I really hate the emotions, they lead to anxiety.
An ex-boyfriend tells me he still loves me, and my brain goes right into obsession mode. What does it mean? What does he want? What is he thinking? Over and over and over again I ask myself these questions.
Being a girl we try so hard to hide our emotions in so many situations. I’ve learned to control them (for the most part) at work. I’ve learned that criticizing my work, isn’t criticizing me. I’ve learned to cool off before spouting off. Showing those emotions isn’t professional.

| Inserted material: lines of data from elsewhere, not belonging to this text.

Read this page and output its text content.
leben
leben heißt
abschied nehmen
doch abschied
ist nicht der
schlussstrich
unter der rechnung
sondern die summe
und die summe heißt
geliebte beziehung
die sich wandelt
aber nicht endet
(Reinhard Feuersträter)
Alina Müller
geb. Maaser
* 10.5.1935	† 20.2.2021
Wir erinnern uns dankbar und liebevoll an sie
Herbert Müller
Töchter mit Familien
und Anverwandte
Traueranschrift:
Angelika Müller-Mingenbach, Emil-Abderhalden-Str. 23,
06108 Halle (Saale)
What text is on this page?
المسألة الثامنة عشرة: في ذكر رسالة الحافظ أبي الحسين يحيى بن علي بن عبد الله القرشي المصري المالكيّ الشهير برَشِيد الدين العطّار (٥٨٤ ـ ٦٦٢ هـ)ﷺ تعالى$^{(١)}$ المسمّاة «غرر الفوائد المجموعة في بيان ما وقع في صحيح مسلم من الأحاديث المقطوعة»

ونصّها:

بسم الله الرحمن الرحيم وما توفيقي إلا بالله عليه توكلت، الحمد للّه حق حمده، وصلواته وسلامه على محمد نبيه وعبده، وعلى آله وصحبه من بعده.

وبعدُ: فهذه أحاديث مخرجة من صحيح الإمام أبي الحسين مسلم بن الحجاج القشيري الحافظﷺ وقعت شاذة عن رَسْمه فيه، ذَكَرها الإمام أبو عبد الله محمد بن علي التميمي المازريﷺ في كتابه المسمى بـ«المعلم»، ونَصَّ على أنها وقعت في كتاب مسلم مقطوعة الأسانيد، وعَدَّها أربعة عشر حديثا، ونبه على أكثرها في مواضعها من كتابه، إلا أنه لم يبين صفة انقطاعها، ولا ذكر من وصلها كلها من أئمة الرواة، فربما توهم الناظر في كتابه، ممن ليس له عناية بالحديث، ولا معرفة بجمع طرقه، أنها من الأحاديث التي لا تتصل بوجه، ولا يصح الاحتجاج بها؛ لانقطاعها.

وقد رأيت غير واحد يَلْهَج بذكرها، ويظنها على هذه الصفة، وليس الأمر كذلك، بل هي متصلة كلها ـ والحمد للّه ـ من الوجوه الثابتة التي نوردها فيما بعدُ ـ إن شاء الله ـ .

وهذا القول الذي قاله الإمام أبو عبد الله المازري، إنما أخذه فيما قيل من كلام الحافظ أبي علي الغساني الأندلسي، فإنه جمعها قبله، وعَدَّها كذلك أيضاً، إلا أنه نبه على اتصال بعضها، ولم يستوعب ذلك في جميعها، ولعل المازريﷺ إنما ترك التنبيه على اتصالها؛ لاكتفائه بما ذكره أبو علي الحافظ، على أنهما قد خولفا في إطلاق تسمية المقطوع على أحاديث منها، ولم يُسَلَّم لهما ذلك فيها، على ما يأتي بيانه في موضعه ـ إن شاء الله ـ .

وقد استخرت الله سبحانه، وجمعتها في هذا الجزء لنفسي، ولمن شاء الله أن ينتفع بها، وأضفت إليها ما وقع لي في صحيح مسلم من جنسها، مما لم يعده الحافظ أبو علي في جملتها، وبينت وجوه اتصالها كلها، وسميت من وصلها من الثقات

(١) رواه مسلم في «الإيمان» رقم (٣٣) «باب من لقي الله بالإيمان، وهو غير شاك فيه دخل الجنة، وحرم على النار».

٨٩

But they are always there. And no matter how hard we try to conceal them, how hard we try to act like it doesn’t bother us, like we’ve moved on and that we don’t care … we do.
We care, we’re bothered, we’re hurt, we’re sad, we’re elated. We’re always something. And yes, a hug will always help.
Those emotions are there because we’re girls. It’s who we are.
Stupid emotions. It’s their fault I’m sitting here, still unable to let go of the hope. It’s been two weeks since my ex boyfriend told me he still loved me. Two weeks since I told him to end the relationship he was in if he wanted to try again with me. Two weeks since I’ve heard anything from him.
When you’re a girl, your emotions can so easily overpower your brain. Eventually, they get tired and retreat. All you can do is hope they don’t leave lasting battle scars.
But if they do, at least we have concealer to hide it from the rest of the world.
“Beneath the makeup and behind the smile I am just a girl who wishes for the world.”